BERLIN – Volkswagen said Friday that its global sales were 2.2 percent lower in November than a year earlier, with increases in western European and Chinese deliveries helping cushion the impact of steep drops in the U.S. and elsewhere.
The German automaker, whose brands include Audi, Porsche and Seat as well as the core Volkswagen marque, has been hit by fallout from the diesel emissions-cheating scandal that erupted in mid-September in the U.S. and then spread worldwide.
The company said it delivered 833,700 vehicles worldwide last month, down from 852,900 in November 2014.
While U.S. sales were off 15.3 percent at 45,300 units, and there were steeper drops in Brazil and Russia amid unrelated economic troubles, deliveries in western Europe were up 2.6 percent at 270,400 and sales in China rose 5.5 percent to 329,000.
Unlike in the U.S., there has been no confirmation Volkswagen cheated on European emissions tests. It will nevertheless recall some 8.5 million cars across the region to fix their emissions systems.
For the year's first 11 months, group deliveries fell 1.7 percent to nearly 9.1 million from the previous year's 9.26 million.
The company didn't give a breakdown for sales of vehicles with diesel and gasoline engines.
CEO Matthias Mueller acknowledged that "the Volkswagen Group and its brands are currently experiencing challenging times."

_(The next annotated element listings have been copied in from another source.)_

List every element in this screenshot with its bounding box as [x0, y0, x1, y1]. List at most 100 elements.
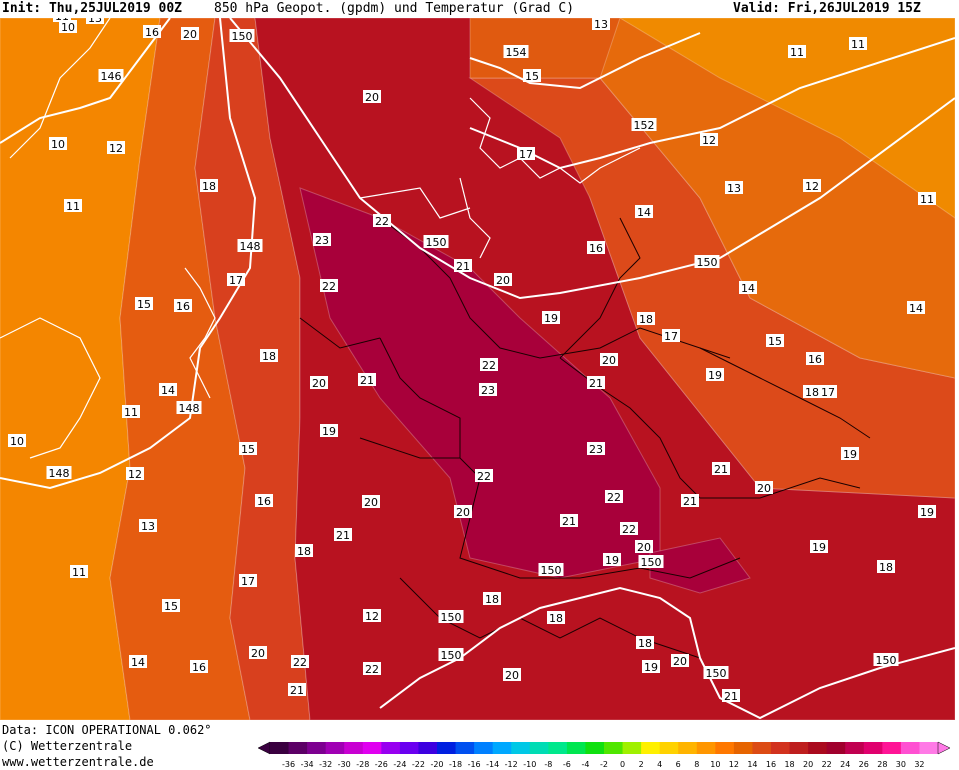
colorbar-segment: [678, 742, 698, 754]
contour-label: 22: [620, 522, 638, 536]
contour-label: 11: [918, 192, 936, 206]
colorbar-tick-label: -28: [356, 760, 369, 769]
colorbar-segment: [808, 742, 828, 754]
colorbar-segment: [270, 742, 290, 754]
colorbar-segment: [474, 742, 494, 754]
contour-label: 23: [313, 233, 331, 247]
contour-label: 22: [363, 662, 381, 676]
label-text: 18: [549, 612, 563, 625]
label-text: 14: [161, 384, 175, 397]
label-text: 20: [365, 91, 379, 104]
label-text: 21: [589, 377, 603, 390]
colorbar-tick-label: -8: [544, 760, 552, 769]
contour-label: 15: [162, 599, 180, 613]
colorbar-tick-label: 26: [859, 760, 869, 769]
label-text: 20: [456, 506, 470, 519]
colorbar-segment: [418, 742, 438, 754]
contour-label: 146: [98, 69, 124, 83]
contour-label: 22: [320, 279, 338, 293]
label-text: 148: [49, 467, 70, 480]
colorbar-segment: [548, 742, 568, 754]
contour-label: 22: [475, 469, 493, 483]
contour-label: 150: [229, 29, 255, 43]
label-text: 12: [365, 610, 379, 623]
colorbar-tick-label: -30: [338, 760, 351, 769]
contour-label: 18: [547, 611, 565, 625]
contour-label: 18: [877, 560, 895, 574]
weather-map: 11 10 13 16 20 21 150 146 10 12 11 18 148 17 15 16 18 14 1…: [0, 18, 955, 720]
label-text: 23: [589, 443, 603, 456]
contour-label: 21: [560, 514, 578, 528]
label-text: 16: [192, 661, 206, 674]
contour-label: 20: [635, 540, 653, 554]
label-text: 22: [365, 663, 379, 676]
label-text: 15: [525, 70, 539, 83]
colorbar-tick-label: -32: [319, 760, 332, 769]
contour-label: 18: [637, 312, 655, 326]
colorbar-segment: [882, 742, 902, 754]
label-text: 21: [724, 690, 738, 703]
colorbar-tick-label: 8: [694, 760, 699, 769]
label-text: 17: [821, 386, 835, 399]
label-text: 16: [145, 26, 159, 39]
contour-label: 14: [739, 281, 757, 295]
contour-label: 19: [542, 311, 560, 325]
label-text: 22: [477, 470, 491, 483]
label-text: 23: [481, 384, 495, 397]
contour-label: 20: [494, 273, 512, 287]
contour-label: 150: [873, 653, 899, 667]
contour-label: 19: [320, 424, 338, 438]
label-text: 22: [322, 280, 336, 293]
contour-label: 18: [483, 592, 501, 606]
colorbar-tick-label: -20: [430, 760, 443, 769]
colorbar-tick-label: 30: [896, 760, 906, 769]
contour-label: 14: [635, 205, 653, 219]
colorbar-tick-label: -24: [393, 760, 406, 769]
contour-label: 16: [587, 241, 605, 255]
label-text: 20: [183, 28, 197, 41]
contour-label: 16: [174, 299, 192, 313]
contour-label: 15: [766, 334, 784, 348]
colorbar-segment: [752, 742, 772, 754]
label-text: 150: [426, 236, 447, 249]
label-text: 19: [605, 554, 619, 567]
label-text: 17: [664, 330, 678, 343]
contour-label: 12: [363, 609, 381, 623]
label-text: 22: [622, 523, 636, 536]
contour-label: 20: [362, 495, 380, 509]
contour-label: 19: [810, 540, 828, 554]
contour-label: 11: [64, 199, 82, 213]
contour-label: 19: [841, 447, 859, 461]
label-text: 150: [441, 611, 462, 624]
contour-label: 19: [603, 553, 621, 567]
label-text: 16: [808, 353, 822, 366]
contour-label: 148: [176, 401, 202, 415]
contour-label: 12: [700, 133, 718, 147]
contour-label: 14: [129, 655, 147, 669]
colorbar-min-arrow: [257, 741, 271, 755]
colorbar-segment: [622, 742, 642, 754]
contour-label: 21: [722, 689, 740, 703]
colorbar-segment: [399, 742, 419, 754]
label-text: 10: [51, 138, 65, 151]
contour-label: 22: [373, 214, 391, 228]
valid-time: Valid: Fri,26JUL2019 15Z: [733, 1, 921, 16]
contour-label: 18: [636, 636, 654, 650]
contour-label: 22: [480, 358, 498, 372]
colorbar-segment: [919, 742, 939, 754]
label-text: 154: [506, 46, 527, 59]
contour-label: 22: [605, 490, 623, 504]
colorbar-tick-label: -12: [505, 760, 518, 769]
label-text: 21: [683, 495, 697, 508]
label-text: 146: [101, 70, 122, 83]
label-text: 150: [706, 667, 727, 680]
colorbar-segment: [863, 742, 883, 754]
colorbar-segment: [900, 742, 920, 754]
label-text: 16: [257, 495, 271, 508]
label-text: 22: [293, 656, 307, 669]
colorbar-tick-label: 12: [729, 760, 739, 769]
label-text: 13: [727, 182, 741, 195]
colorbar-tick-label: 2: [639, 760, 644, 769]
contour-label: 15: [239, 442, 257, 456]
contour-label: 11: [788, 45, 806, 59]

"At the same time, we are pleased that our customers are remaining loyal to us, especially in this situation, and continue to place their trust in us," he said in a statement.
The core Volkswagen Passenger Cars brand saw deliveries drop 2.4 percent to 496,100 vehicles in November, while January-November sales were down 4.5 percent to some 5.34 million. The brand delivered 6.12 million cars in total last year.
VW brand sales executive Juergen Stackmann noted the drop through November and said: "in view of the situation of the brand, which is currently challenging, I do not expect that we will be able to compensate for this fall in the remaining days of the year."